Newborn Jaundice Risk Calculator
Estimate a newborn's jaundice risk score from bilirubin levels, postnatal age, gestational age, and clinical risk factors. Use this at the bedside or at home to decide whether a follow-up bilirubin check is warranted.
About this calculator
Neonatal jaundice occurs when total serum bilirubin (TSB) accumulates faster than the liver can conjugate and excrete it. Risk is not just about absolute bilirubin level — it depends on how old the baby is in hours, because TSB thresholds for concern rise with postnatal age. The formula normalizes bilirubin by postnatal age in days: adjustedBilirubin = bilirubin / (ageHours / 24 + 1). A prematurity multiplier of 1.2 is applied for gestational age < 37 weeks, because premature infants have less mature hepatic conjugation. A risk-factor multiplier (1.0 for low, 1.5 for medium, 2.0 for high) accounts for factors like G6PD deficiency, cephalohematoma, or bruising. A 10-point base is added for prematurity. The result is clamped between 0 and 100 as a risk score, not a clinical diagnosis.
How to use
Example: A 36-hour-old baby (ageHours = 36) born at 35 weeks (premature), TSB = 8 mg/dL, medium risk factors. Step 1: adjustedBilirubin = 8 / (36/24 + 1) = 8 / 2.5 = 3.2. Step 2: apply prematurity multiplier: 3.2 × 1.2 = 3.84. Step 3: apply medium risk multiplier: 3.84 × 1.5 = 5.76. Step 4: round to 6, then add 10 for prematurity = 16. Risk score = 16/100. A low score here reflects the relatively low absolute bilirubin, but the premature status means continued monitoring is still essential.

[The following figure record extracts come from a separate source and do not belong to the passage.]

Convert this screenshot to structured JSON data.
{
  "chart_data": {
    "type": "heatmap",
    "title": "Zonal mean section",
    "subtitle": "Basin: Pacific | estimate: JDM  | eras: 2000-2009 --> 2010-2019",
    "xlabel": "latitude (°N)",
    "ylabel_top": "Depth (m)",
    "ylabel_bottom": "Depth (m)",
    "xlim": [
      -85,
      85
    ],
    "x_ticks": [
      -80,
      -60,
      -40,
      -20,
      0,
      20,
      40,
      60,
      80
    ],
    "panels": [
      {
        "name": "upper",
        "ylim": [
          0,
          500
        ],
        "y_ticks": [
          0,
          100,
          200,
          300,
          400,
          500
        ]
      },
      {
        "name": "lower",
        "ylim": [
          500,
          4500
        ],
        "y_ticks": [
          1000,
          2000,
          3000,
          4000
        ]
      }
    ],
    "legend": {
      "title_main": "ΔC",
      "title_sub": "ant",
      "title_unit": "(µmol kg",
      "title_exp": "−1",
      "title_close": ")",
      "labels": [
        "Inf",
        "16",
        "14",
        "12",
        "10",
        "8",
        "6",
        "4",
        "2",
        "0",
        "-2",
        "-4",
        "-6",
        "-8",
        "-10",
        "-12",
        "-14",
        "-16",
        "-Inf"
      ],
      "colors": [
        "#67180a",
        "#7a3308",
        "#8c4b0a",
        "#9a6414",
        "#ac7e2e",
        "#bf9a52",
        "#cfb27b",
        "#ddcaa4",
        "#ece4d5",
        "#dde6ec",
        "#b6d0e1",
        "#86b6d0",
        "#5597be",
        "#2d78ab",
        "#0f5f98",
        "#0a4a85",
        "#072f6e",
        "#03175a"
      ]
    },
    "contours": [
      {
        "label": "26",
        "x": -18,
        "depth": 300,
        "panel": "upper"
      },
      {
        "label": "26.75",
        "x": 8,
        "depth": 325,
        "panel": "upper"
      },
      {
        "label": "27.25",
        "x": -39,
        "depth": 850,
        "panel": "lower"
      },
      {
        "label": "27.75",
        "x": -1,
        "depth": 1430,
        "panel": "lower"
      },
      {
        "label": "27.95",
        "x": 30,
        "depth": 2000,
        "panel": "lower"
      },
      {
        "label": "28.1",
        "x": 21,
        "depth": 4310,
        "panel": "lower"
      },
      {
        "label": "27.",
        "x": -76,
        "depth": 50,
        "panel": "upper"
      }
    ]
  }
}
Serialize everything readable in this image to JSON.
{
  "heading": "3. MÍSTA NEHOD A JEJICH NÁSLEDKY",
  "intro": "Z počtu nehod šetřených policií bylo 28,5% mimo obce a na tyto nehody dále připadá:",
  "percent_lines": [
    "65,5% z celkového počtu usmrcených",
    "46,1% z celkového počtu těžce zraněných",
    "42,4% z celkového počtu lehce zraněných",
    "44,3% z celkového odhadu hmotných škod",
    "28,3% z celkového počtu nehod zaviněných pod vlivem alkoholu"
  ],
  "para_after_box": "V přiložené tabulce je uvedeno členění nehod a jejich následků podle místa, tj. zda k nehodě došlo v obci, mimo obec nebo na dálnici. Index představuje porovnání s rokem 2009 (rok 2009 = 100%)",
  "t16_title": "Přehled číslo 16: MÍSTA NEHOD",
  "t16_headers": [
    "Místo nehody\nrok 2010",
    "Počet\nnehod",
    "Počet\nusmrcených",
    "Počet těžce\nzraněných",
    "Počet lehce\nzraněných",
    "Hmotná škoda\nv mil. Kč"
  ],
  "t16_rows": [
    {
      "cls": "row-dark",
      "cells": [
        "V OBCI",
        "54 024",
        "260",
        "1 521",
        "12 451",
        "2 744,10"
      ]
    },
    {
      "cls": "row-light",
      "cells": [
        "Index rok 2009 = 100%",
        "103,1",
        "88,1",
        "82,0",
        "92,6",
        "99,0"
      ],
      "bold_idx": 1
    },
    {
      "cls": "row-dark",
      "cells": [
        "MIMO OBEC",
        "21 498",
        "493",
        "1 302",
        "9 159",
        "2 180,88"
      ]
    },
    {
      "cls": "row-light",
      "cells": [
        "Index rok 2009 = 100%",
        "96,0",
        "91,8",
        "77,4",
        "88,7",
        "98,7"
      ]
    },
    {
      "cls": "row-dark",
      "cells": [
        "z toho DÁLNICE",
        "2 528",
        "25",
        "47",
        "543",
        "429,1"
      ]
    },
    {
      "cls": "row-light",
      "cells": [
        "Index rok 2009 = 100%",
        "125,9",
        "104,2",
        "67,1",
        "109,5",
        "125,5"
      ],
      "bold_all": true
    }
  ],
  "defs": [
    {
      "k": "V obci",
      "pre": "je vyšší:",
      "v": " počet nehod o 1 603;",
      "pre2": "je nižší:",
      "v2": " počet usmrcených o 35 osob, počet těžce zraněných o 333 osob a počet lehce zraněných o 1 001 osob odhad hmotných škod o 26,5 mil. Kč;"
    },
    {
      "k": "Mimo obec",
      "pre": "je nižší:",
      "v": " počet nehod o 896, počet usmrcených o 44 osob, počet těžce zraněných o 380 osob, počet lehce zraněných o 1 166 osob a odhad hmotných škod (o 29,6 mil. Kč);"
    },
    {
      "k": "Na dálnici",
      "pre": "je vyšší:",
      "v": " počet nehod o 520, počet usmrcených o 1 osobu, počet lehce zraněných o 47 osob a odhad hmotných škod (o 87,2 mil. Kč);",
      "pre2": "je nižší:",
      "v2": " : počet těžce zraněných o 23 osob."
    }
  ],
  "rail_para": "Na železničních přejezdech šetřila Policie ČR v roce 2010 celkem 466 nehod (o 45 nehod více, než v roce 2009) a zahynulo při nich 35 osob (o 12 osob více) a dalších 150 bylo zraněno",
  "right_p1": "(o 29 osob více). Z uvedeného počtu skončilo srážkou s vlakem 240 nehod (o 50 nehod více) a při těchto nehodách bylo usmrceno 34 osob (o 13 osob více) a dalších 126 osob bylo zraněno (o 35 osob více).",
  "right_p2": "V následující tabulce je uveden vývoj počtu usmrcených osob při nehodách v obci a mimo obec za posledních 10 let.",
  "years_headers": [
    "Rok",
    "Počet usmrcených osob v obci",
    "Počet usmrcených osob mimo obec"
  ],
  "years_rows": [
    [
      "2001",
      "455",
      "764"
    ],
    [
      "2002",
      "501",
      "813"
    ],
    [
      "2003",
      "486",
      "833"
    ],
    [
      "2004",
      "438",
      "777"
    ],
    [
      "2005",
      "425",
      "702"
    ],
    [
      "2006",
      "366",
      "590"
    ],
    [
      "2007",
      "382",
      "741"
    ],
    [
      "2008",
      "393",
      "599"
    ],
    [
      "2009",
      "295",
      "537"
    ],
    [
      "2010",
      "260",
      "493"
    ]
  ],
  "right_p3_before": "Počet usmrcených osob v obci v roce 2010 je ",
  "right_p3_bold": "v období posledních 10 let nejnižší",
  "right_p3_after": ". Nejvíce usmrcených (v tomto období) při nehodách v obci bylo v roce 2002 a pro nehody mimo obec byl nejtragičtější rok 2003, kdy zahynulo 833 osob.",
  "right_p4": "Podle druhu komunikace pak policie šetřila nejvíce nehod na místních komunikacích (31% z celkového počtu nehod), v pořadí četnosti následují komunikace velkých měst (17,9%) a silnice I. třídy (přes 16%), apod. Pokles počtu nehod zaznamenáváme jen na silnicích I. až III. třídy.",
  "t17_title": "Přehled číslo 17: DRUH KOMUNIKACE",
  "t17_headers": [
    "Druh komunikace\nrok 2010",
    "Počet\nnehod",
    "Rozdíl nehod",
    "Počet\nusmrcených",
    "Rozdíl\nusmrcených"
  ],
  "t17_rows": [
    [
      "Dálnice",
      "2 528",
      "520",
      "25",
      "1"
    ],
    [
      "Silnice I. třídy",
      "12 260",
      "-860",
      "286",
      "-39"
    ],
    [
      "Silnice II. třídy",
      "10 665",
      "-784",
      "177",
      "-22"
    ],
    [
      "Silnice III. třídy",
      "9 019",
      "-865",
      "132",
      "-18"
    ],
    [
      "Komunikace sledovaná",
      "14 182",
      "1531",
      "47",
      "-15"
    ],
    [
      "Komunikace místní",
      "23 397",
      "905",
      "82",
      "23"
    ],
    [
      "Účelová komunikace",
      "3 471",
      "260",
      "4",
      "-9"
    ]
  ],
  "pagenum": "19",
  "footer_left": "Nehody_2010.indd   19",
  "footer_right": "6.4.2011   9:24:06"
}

Frequently asked questions
What bilirubin level is dangerous for a newborn?
Danger thresholds depend heavily on the baby's age in hours and gestational age. For a full-term baby at 48 hours, most guidelines (AAP Bhutani nomogram) flag levels above 18 mg/dL as high risk; at 24 hours, even 12 mg/dL warrants urgent evaluation. Premature infants have lower thresholds — a 35-week baby may need phototherapy at levels that would be acceptable in a full-term newborn. This calculator provides a relative risk score, but clinical decisions must be made using validated nomograms and physician judgment.
What risk factors make newborn jaundice more serious?
Factors that accelerate bilirubin production or impair elimination significantly raise risk. Hemolytic conditions — ABO or Rh blood group incompatibility, G6PD deficiency, and hereditary spherocytosis — are among the most dangerous because they cause rapid bilirubin rise. Bruising from a difficult delivery or cephalohematoma adds extra bilirubin load as blood breaks down. Prematurity (< 37 weeks) reduces hepatic conjugation capacity. East Asian ethnicity and exclusive breastfeeding with poor latch and low intake are also recognized risk factors in AAP guidelines. Combinations of these factors compound the risk substantially.
When should I take my newborn to the doctor for jaundice?
You should seek same-day medical evaluation if your newborn appears yellow in the first 24 hours of life, or if yellow color spreads below the belly button or into the arms and legs. Other warning signs include extreme sleepiness (hard to wake for feeds), poor feeding, high-pitched cry, or arching of the back. The AAP recommends that all newborns be assessed for jaundice before hospital discharge and have a follow-up visit within 1–2 days if discharged before 72 hours of age. Do not rely solely on visual inspection — only a bilirubin blood test or transcutaneous meter gives an accurate level.